We felt honored to be received by the community in this way. Several
locals approached us afterwards with questions related to both
One man named Leopold explained to us what a blessing the Sisters of
Notre Dame have been for his Buseesa Community by providing a high
quality education for their children. He felt the Sisters showed the
villagers a lot of respect by allowing them to trade food, supplies,
and labor for their school fees. Leopold thought great potential
benefits could come as the villagers learned from both the biogas and
water projects that the school attracted. We parted and promised to
see each other at the upcoming BCDC meeting.
Matia was another familiar face from our previous trip. One of the key
BCDC employees, he also met with us outside the dining hall and
introduced his family to us. His youngest son is named Nicholas, after
the founder of BCDC. Matia invited us to all go to the nearby town of
Karaguzza to see another friend, Winnie, and to enjoy the town. Erin,
Connor, and Jim accepted, and were also able to scout for hardware,
complete errands, and learn about the water distribution system there.
Ed remained at the school and had a very productive meeting with
Sisters Anita and Judith to update them on the biogas project status
and the outlook towards eventual implementation.
Everyone re-convened for a private Easter dinner with the Sisters, and
a few rounds of cards and dominos afterwards. The bell rang at the
door at an unexpected hour and news came from a watchman that there
had been a vehicle fire down the road in Akasalava. It was a bus
carrying a football (soccer) team back from a match, and it was
engulfed in flame. Fortunately, no one was hurt. The smouldering
carriage was seen the next day in the middle of the road, smoke still
rising from the lumps that used to be the tires. The message the
locals passed up the road through the grapevine was a warning to turn
off your house lights to prevent the fire from spreading through the
electrical power system...?!
The travel team awoke Saturday morning in Mpala to a nice gentle rain that became a sunshower as the sun came up. Different birds were singing and the roosters were crowing in the neighborhood surrounding the Notre Dame's Preschool compound. We had arrived Friday midnight after a fairly smooth flight marred mostly by the loss of everyone's checked luggage! Fortunately we all have basic items and clothes in our carry-ons to last until our bags can be delivered to us in Mubende. Sisters Anita and Judith met us at the airport, and their driver Phillip drove everyone on the left side of the road, through a few roundabouts, and past a police checkpoint to our accommodations in Mpala.
Some things feel different from last year's trip, like the rain, and some things are the same, like the people, the rooms, and the continental breakfast. After some boiled eggs from the hens, small sweet bananas from the trees, and a bit of 'fat spread' and jam on bread, we are now organizing ourselves for the day, using the last speedy internet access we will have for several days, and generally settling into the rhythm of Uganda.

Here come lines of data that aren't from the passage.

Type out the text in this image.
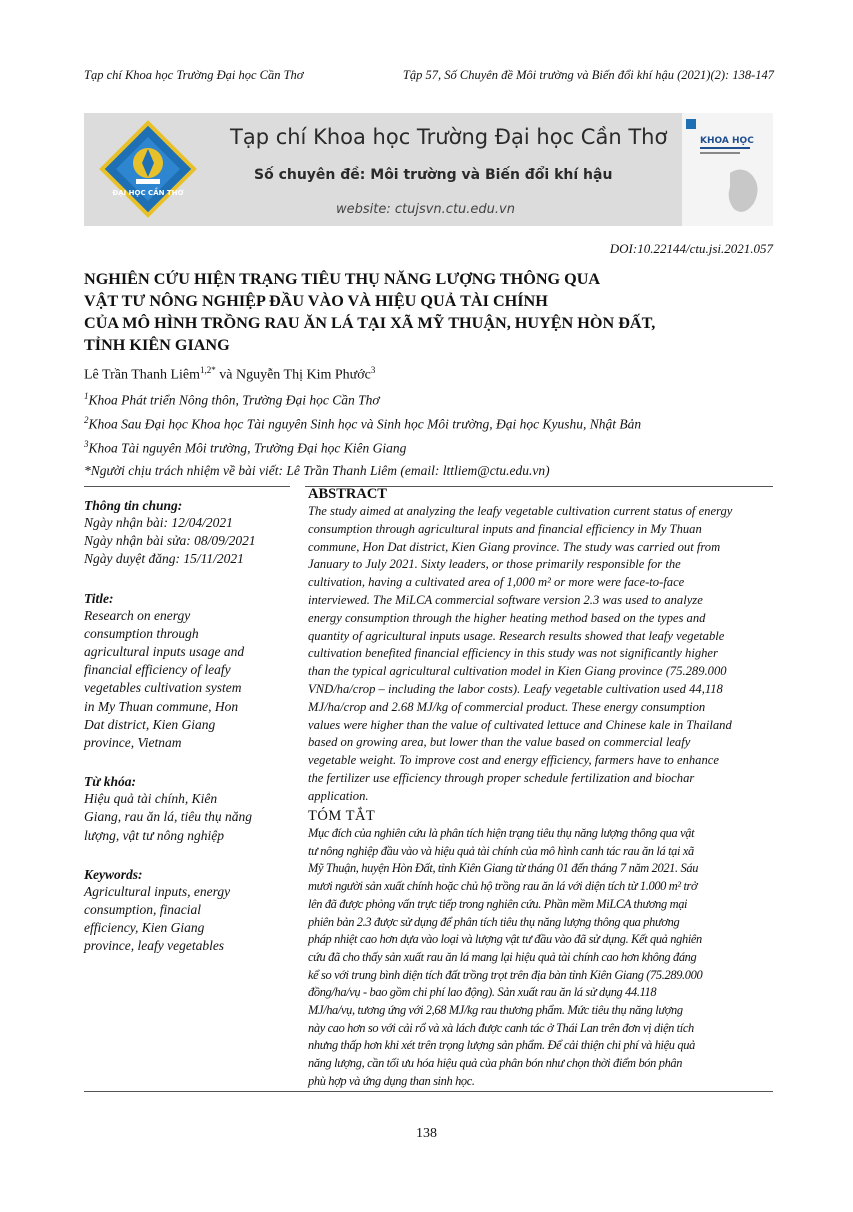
Tạp chí Khoa học Trường Đại học Cần Thơ	Tập 57, Số Chuyên đề Môi trường và Biến đổi khí hậu (2021)(2): 138-147
ĐẠI HỌC CẦN THƠ
Tạp chí Khoa học Trường Đại học Cần Thơ
Số chuyên đề: Môi trường và Biến đổi khí hậu
website: ctujsvn.ctu.edu.vn
KHOA HỌC
DOI:10.22144/ctu.jsi.2021.057
NGHIÊN CỨU HIỆN TRẠNG TIÊU THỤ NĂNG LƯỢNG THÔNG QUA
VẬT TƯ NÔNG NGHIỆP ĐẦU VÀO VÀ HIỆU QUẢ TÀI CHÍNH
CỦA MÔ HÌNH TRỒNG RAU ĂN LÁ TẠI XÃ MỸ THUẬN, HUYỆN HÒN ĐẤT,
TỈNH KIÊN GIANG
Lê Trần Thanh Liêm$^{1,2*}$ và Nguyễn Thị Kim Phước$^3$
$^1$Khoa Phát triển Nông thôn, Trường Đại học Cần Thơ
$^2$Khoa Sau Đại học Khoa học Tài nguyên Sinh học và Sinh học Môi trường, Đại học Kyushu, Nhật Bản
$^3$Khoa Tài nguyên Môi trường, Trường Đại học Kiên Giang
*Người chịu trách nhiệm về bài viết: Lê Trần Thanh Liêm (email: lttliem@ctu.edu.vn)
Thông tin chung:
Ngày nhận bài: 12/04/2021
Ngày nhận bài sửa: 08/09/2021
Ngày duyệt đăng: 15/11/2021
Title:
Research on energy
consumption through
agricultural inputs usage and
financial efficiency of leafy
vegetables cultivation system
in My Thuan commune, Hon
Dat district, Kien Giang
province, Vietnam
Từ khóa:
Hiệu quả tài chính, Kiên
Giang, rau ăn lá, tiêu thụ năng
lượng, vật tư nông nghiệp
Keywords:
Agricultural inputs, energy
consumption, finacial
efficiency, Kien Giang
province, leafy vegetables
ABSTRACT
The study aimed at analyzing the leafy vegetable cultivation current status of energy
consumption through agricultural inputs and financial efficiency in My Thuan
commune, Hon Dat district, Kien Giang province. The study was carried out from
January to July 2021. Sixty leaders, or those primarily responsible for the
cultivation, having a cultivated area of 1,000 m² or more were face-to-face
interviewed. The MiLCA commercial software version 2.3 was used to analyze
energy consumption through the higher heating method based on the types and
quantity of agricultural inputs usage. Research results showed that leafy vegetable
cultivation benefited financial efficiency in this study was not significantly higher
than the typical agricultural cultivation model in Kien Giang province (75.289.000
VND/ha/crop – including the labor costs). Leafy vegetable cultivation used 44,118
MJ/ha/crop and 2.68 MJ/kg of commercial product. These energy consumption
values were higher than the value of cultivated lettuce and Chinese kale in Thailand
based on growing area, but lower than the value based on commercial leafy
vegetable weight. To improve cost and energy efficiency, farmers have to enhance
the fertilizer use efficiency through proper schedule fertilization and biochar
application.
TÓM TẮT
Mục đích của nghiên cứu là phân tích hiện trạng tiêu thụ năng lượng thông qua vật
tư nông nghiệp đầu vào và hiệu quả tài chính của mô hình canh tác rau ăn lá tại xã
Mỹ Thuận, huyện Hòn Đất, tỉnh Kiên Giang từ tháng 01 đến tháng 7 năm 2021. Sáu
mươi người sản xuất chính hoặc chủ hộ trồng rau ăn lá với diện tích từ 1.000 m² trở
lên đã được phỏng vấn trực tiếp trong nghiên cứu. Phần mềm MiLCA thương mại
phiên bản 2.3 được sử dụng để phân tích tiêu thụ năng lượng thông qua phương
pháp nhiệt cao hơn dựa vào loại và lượng vật tư đầu vào đã sử dụng. Kết quả nghiên
cứu đã cho thấy sản xuất rau ăn lá mang lại hiệu quả tài chính cao hơn không đáng
kể so với trung bình diện tích đất trồng trọt trên địa bàn tỉnh Kiên Giang (75.289.000
đồng/ha/vụ - bao gồm chi phí lao động). Sản xuất rau ăn lá sử dụng 44.118
MJ/ha/vụ, tương ứng với 2,68 MJ/kg rau thương phẩm. Mức tiêu thụ năng lượng
này cao hơn so với cải rổ và xà lách được canh tác ở Thái Lan trên đơn vị diện tích
nhưng thấp hơn khi xét trên trọng lượng sản phẩm. Để cải thiện chi phí và hiệu quả
năng lượng, cần tối ưu hóa hiệu quả của phân bón như chọn thời điểm bón phân
phù hợp và ứng dụng than sinh học.
138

This is just a quick entry to test the mail2blogger system of publishing my blog entry. This year I should be able to publish this directly via email from the boarding school in Buseesa, Uganda, as long as the sun is shining and the solar cells are charging!
This will be the second assessment trip for the Biogas Group (represented by Jim Moyer and Ed Kohinke), and the first assessment trip for the Water Group (represented by Erin Cummings and Connor Smith). We depart tomorrow, April 17th, at 4pm, and return April 27th at about the same time. Ed Kohinke and Erin Cummings were on the travel team last year. Jim Moyer has extensive travel experience with the UC student chapter of EWB in Tanzania. Connor Smith is along for his first EWB trip.
The forecast in Uganda is for 80 degrees everyday and thunderstorms every afternoon... the rainy season!